Transmural effects of diabetes on contraction and calcium transport in left ventricle of diabetic rat heart
Journal of Diabetes & Metabolism

Journal of Diabetes & Metabolism
Open Access

ISSN: 2155-6156


Transmural effects of diabetes on contraction and calcium transport in left ventricle of diabetic rat heart

16th Global Diabetes Conference & Medicare Expo

March 22-23, 2017 Rome, Italy

Frank Christopher Howarth

United Arab Emirates University, UAE

Scientific Tracks Abstracts: J Diabetes Metab

Abstract :

The left ventricle of the heart pumps blood at higher pressure than the right; the electromechanical properties of ventricular myocytes vary transmurally. The differences in electromechanical properties could be related to differences in stress and strain across the walls of the ventricles. Many studies have reported that muscle contraction and electrical conduction are frequently altered in the diabetic heart and disturbances in calcium transport partly underlie mechanical dysfunction in the diabetic heart. To date, most of the single cell studies in diabetic heart have been performed in myocytes that have been isolated from whole ventricle. Very little is known about the transmural effects of diabetes on the heart. A recent study performed in our laboratory investigated the contraction and calcium transport in epicardial (EPI) and endocardial (ENDO) myocytes from left ventricle of streptozotocin (STZ)-induced diabetic rat heart.

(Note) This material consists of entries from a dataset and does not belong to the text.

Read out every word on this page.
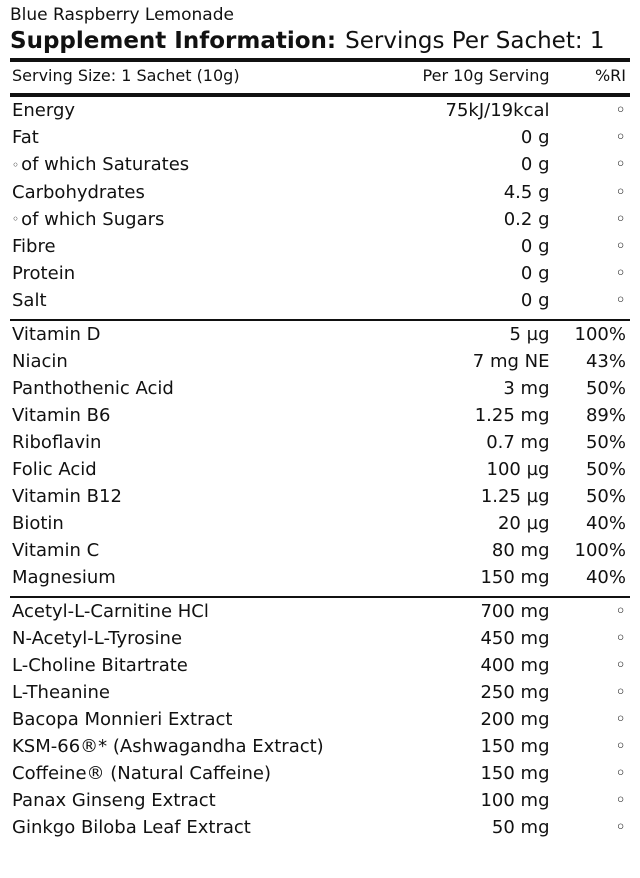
Blue Raspberry Lemonade
Supplement Information: Servings Per Sachet: 1
Serving Size: 1 Sachet (10g)	Per 10g Serving	%RI
Energy	75kJ/19kcal	◦
Fat	0 g	◦
◦ of which Saturates	0 g	◦
Carbohydrates	4.5 g	◦
◦ of which Sugars	0.2 g	◦
Fibre	0 g	◦
Protein	0 g	◦
Salt	0 g	◦
Vitamin D	5 µg	100%
Niacin	7 mg NE	43%
Panthothenic Acid	3 mg	50%
Vitamin B6	1.25 mg	89%
Riboflavin	0.7 mg	50%
Folic Acid	100 µg	50%
Vitamin B12	1.25 µg	50%
Biotin	20 µg	40%
Vitamin C	80 mg	100%
Magnesium	150 mg	40%
Acetyl-L-Carnitine HCl	700 mg	◦
N-Acetyl-L-Tyrosine	450 mg	◦
L-Choline Bitartrate	400 mg	◦
L-Theanine	250 mg	◦
Bacopa Monnieri Extract	200 mg	◦
KSM-66®* (Ashwagandha Extract)	150 mg	◦
Coffeine® (Natural Caffeine)	150 mg	◦
Panax Ginseng Extract	100 mg	◦
Ginkgo Biloba Leaf Extract	50 mg	◦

These experiments were performed in relatively young animals after 12 weeks of STZ treatment. Differences were observed in the time course of contraction and calcium transport in EPI and ENDO ventricular myocytes of diabetic heart compared to control heart. We are currently using video edge detection, fluorescence photometry and whole-cell patch-clamp techniques to investigate contraction and calcium transport in EPI and ENDO myocytes isolated from left ventricle in two experimental models of diabetes. The STZ-induced diabetic rat, a model of type 1, after 20 weeks of STZ treatment and the Goto-Kakizaki rat, a model of type 2, aged 12 months. The results of these studies will be presented.

Biography :

Frank Christopher Howarth has obtained his PhD in Cardiac Physiology from the University of Central Lancashire in 1994, and has completed his Post-doctoral studies from Bristol and Leeds University, UK. Since 1998, he has been working in the Department of Physiology, College of Medicine and Health Sciences, UAE University. Diabetes and heart function has been a major focus of his research for almost 20 years. His laboratory has been supported by more than 40 international and national grants. He has published more than 100 papers and book chapters.

Email: [email protected]